Giorgio de Chirico, 1888 - 1978 Chant d'amour, 1914, huile sur toile 79 x 59 cm Museum of Modern Art, New York |
Sorti de la période cubiste et futuriste de sa jeunesse, Magritte quitte Bruxelles en 1928 (où il a déjà fondé le surréalisme bruxellois avec un ami poète), pour s’installer au Perreux-sur-Marne et fréquenter ainsi le corps de la troupe surréaliste dont Breton, Eluard et Dali sont les plus illustres représentants. Mais suite à des problèmes financiers et à des désaccords avec Breton, il retourne sur Bruxelles en 1930. De retour en Belgique, Magritte fait sien ce rapport entre représentation et pensée. Il interpelle alors la logique du sens commun, celle qui qualifie un raisonnement ou une observation apparemment cohérents et la logique propre aux sciences humaines à quoi la philosophie s’emploie depuis l’antiquité. Il se porte vers les paradoxes dont le plus couramment cité est celui d’un menteur qui dirait « je suis un menteur ». Quoi croire ? A contrario, Magritte joue de la vérité.
Mots
et images ne font qu'un. Si la poésie est un art particulier fondé sur le
langage, comme le souligne Paul Valéry, Magritte l’applique autant
à l’écrit qu’aux images. Dès
1926,
il esquisse ainsi sa réflexion autour d’un objet personnel aussi
commun qu'une pipe. Un premier dessin exprime trois figures : une forme
abstraite, une représentation de pipe et le mot pipe (1). La
trahison des images illustre de manière emblématique en œuvre manifeste cette prévalence des mots sur l’image. Le
tableau représente très simplement une pipe dont l’énoncé
conteste l’identité manifeste de la figure et le nom qu’on est
prêt à lui donner. Aux détracteurs qui ne comprennent pas
pourquoi ceci n’est pas une pipe, Magritte répond, non sans une
certaine malice, qu’ils n’ont qu’à essayer de la fumer.

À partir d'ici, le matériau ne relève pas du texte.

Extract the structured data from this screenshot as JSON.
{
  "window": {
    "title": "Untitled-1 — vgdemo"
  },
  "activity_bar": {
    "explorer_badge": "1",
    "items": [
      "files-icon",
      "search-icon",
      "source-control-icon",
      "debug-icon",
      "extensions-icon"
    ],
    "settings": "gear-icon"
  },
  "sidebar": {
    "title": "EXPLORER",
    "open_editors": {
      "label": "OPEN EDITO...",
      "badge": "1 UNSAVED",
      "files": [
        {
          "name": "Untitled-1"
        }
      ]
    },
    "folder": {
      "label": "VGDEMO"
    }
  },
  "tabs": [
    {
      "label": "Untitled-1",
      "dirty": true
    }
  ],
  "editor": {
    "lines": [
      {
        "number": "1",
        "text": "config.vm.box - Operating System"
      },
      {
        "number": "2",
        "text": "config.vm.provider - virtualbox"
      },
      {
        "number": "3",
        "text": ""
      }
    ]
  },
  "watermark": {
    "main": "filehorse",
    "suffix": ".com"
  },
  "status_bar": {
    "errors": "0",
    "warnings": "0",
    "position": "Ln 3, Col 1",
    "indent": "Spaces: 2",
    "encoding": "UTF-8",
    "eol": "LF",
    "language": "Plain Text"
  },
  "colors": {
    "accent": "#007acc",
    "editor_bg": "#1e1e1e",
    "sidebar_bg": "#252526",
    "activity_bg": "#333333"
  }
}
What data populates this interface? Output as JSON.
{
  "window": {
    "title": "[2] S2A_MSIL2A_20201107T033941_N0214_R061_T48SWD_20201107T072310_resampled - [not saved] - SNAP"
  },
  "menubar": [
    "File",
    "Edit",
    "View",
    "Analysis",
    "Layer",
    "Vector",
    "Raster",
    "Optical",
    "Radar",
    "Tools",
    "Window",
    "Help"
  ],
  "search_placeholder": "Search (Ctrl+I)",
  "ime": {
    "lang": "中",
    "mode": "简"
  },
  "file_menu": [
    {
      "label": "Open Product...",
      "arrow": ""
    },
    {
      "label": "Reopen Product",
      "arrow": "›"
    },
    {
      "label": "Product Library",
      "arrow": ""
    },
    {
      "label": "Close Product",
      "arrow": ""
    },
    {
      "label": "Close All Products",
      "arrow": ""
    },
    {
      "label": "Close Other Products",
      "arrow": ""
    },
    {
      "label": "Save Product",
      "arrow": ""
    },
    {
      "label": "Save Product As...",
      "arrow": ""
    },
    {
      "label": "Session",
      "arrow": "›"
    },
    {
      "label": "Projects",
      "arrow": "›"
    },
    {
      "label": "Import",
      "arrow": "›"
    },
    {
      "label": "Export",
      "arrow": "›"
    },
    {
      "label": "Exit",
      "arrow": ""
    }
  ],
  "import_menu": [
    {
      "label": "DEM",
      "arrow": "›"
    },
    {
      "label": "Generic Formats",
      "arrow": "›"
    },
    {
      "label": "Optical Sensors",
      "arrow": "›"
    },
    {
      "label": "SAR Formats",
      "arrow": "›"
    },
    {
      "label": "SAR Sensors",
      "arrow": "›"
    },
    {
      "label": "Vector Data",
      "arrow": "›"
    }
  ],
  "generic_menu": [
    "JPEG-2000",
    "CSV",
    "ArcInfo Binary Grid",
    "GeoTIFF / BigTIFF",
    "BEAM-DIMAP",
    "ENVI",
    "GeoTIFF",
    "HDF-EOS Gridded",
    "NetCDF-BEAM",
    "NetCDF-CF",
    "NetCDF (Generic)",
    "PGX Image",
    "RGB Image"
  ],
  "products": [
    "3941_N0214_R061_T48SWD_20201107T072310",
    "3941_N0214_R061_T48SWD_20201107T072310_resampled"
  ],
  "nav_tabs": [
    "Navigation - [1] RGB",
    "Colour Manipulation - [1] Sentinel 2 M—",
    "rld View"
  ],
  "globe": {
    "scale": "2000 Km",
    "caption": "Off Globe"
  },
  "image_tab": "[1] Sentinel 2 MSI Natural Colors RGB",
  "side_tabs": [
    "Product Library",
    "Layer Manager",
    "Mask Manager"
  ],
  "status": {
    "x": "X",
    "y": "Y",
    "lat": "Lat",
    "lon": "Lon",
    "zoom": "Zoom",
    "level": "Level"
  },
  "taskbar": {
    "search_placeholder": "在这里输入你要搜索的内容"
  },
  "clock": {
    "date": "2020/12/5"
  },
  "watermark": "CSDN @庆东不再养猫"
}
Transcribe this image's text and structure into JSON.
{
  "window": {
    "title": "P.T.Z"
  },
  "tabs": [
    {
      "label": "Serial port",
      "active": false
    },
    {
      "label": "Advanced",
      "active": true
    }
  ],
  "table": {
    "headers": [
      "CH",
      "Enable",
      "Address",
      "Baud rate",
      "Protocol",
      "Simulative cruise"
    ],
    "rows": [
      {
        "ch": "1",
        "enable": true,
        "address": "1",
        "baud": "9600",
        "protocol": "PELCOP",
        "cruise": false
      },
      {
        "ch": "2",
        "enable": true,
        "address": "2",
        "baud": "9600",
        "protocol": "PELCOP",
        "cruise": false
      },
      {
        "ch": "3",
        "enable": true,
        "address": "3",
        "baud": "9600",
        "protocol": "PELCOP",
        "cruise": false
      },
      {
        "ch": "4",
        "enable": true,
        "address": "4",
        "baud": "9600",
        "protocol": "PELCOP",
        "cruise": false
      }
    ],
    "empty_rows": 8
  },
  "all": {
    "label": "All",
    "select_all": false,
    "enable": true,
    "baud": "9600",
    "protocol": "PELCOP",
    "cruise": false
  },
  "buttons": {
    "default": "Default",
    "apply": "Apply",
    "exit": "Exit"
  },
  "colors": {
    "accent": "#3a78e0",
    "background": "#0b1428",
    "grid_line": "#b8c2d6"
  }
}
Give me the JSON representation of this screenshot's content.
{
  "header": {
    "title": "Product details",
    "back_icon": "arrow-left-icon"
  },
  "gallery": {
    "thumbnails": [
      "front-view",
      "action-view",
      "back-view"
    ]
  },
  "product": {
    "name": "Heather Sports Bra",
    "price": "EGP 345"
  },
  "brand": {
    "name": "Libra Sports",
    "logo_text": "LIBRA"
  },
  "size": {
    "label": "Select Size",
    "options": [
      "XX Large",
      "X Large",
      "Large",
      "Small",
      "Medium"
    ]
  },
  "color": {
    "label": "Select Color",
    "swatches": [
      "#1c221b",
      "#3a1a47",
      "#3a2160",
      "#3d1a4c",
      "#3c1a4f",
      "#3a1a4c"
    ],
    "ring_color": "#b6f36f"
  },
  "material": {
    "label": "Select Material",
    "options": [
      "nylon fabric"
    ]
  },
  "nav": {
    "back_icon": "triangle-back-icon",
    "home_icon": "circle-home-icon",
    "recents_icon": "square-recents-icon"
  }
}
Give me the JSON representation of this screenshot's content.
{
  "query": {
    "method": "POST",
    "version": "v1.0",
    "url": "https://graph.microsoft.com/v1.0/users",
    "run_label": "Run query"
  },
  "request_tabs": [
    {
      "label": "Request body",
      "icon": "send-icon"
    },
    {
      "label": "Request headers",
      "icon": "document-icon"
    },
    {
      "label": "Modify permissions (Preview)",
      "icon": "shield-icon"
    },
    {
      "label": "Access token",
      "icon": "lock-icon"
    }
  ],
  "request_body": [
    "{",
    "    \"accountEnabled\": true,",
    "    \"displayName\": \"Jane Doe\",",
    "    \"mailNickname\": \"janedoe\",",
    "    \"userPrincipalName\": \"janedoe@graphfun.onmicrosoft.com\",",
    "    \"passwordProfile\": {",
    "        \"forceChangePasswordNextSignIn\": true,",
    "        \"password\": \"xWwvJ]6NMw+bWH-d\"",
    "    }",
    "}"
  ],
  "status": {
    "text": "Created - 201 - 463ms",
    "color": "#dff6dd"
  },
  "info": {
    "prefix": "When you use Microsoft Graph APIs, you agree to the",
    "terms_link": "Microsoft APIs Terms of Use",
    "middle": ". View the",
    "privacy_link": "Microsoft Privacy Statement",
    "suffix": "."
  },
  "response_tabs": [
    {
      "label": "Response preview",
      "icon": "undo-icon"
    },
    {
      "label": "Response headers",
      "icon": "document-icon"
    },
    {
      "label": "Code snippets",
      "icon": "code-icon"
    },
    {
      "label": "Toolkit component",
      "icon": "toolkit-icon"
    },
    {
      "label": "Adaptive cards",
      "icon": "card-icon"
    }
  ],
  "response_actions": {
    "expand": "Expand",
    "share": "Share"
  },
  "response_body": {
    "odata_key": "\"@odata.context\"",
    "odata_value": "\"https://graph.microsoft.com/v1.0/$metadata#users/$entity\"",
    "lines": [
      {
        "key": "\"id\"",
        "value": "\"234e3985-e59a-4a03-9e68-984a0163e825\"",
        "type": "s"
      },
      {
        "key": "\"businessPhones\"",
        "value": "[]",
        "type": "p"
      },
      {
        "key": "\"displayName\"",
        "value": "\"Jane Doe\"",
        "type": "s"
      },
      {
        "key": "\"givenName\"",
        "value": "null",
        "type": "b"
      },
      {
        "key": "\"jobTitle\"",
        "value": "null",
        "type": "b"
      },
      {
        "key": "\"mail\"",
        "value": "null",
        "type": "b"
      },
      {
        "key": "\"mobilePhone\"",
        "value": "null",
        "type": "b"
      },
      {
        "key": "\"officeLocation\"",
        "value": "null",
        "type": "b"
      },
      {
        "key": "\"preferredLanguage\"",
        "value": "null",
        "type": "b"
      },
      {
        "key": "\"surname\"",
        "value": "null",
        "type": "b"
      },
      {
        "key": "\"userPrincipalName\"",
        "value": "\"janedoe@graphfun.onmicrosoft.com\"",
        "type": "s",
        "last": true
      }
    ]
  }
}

L'intention la plus évidente est de montrer que, même peinte de la
manière la plus réaliste qui soit, un tableau qui représente une
pipe n’est pas une pipe. Elle ne reste qu’une image de pipe.
René Magritte, 1898 - 1967 La trahison des images, 1929, huile sur toile 62 x 81 cm Art Institute, Chicago |
René Magritte, 1898 - 1967 Les deux mystères, 1966, huile sur toile 65 x 80 cm Galerie Isy Brachot, Bruxelles |
René Magritte, 1898 - 1967 La clé des songes, 1930, huile sur toile 81 x 60 cm Fondation Beyeler, Basel |
La clef des songes est la dernière toile d’une série débutée en 1927. Dans la
première, seulement quatre objets sont représentés sur fond noir
dans un cadre en trompe-l’œil et sont titrés ainsi : le ciel,
l’oiseau, la table et l’éponge. Néanmoins, contrairement à
cette oeuvre de 1930 où chaque objet est nommé par un autre nom que
celui par lequel on le désigne habituellement, le dessin de l’éponge
a pour titre l’éponge, comme s’il était un dernier point
d’attache à la réalité et ainsi nous rassurer.Dans
ce tableau, peint au moment où Magritte est dans sa période
d’occultation des images par les mots, la démolition des idées
courante est complète. La
poésie véhiculée par les images doit remplacer une lecture
littérale de celles-ci. Ce n'est pas ce que le tableau montre qui
importe, c'est ce qu'il suggère. Reconstruire un langage: la mise en
proximité d'objets inattendus, auxquels s'ajoutent des mots sans
rapport crée d'autres significations. On
est d’abord surpris par la banalité des objets représentés puis
par les titres attribués à ces objets qui n’entretiennent aucun
rapport avec eux. Est-ce que Magritte souhaite élever le niveau de
réalité, arracher ces objets à une indifférence que l’habitude
de leur usage leur aurait imposée ? Comment également relier le titre au tableau ? On
sait que Magritte réunissait ses amis poètes autour de ses créations afin de se mettre d’accord sur un titre
qui n’était définitif qu’après de longues délibérations.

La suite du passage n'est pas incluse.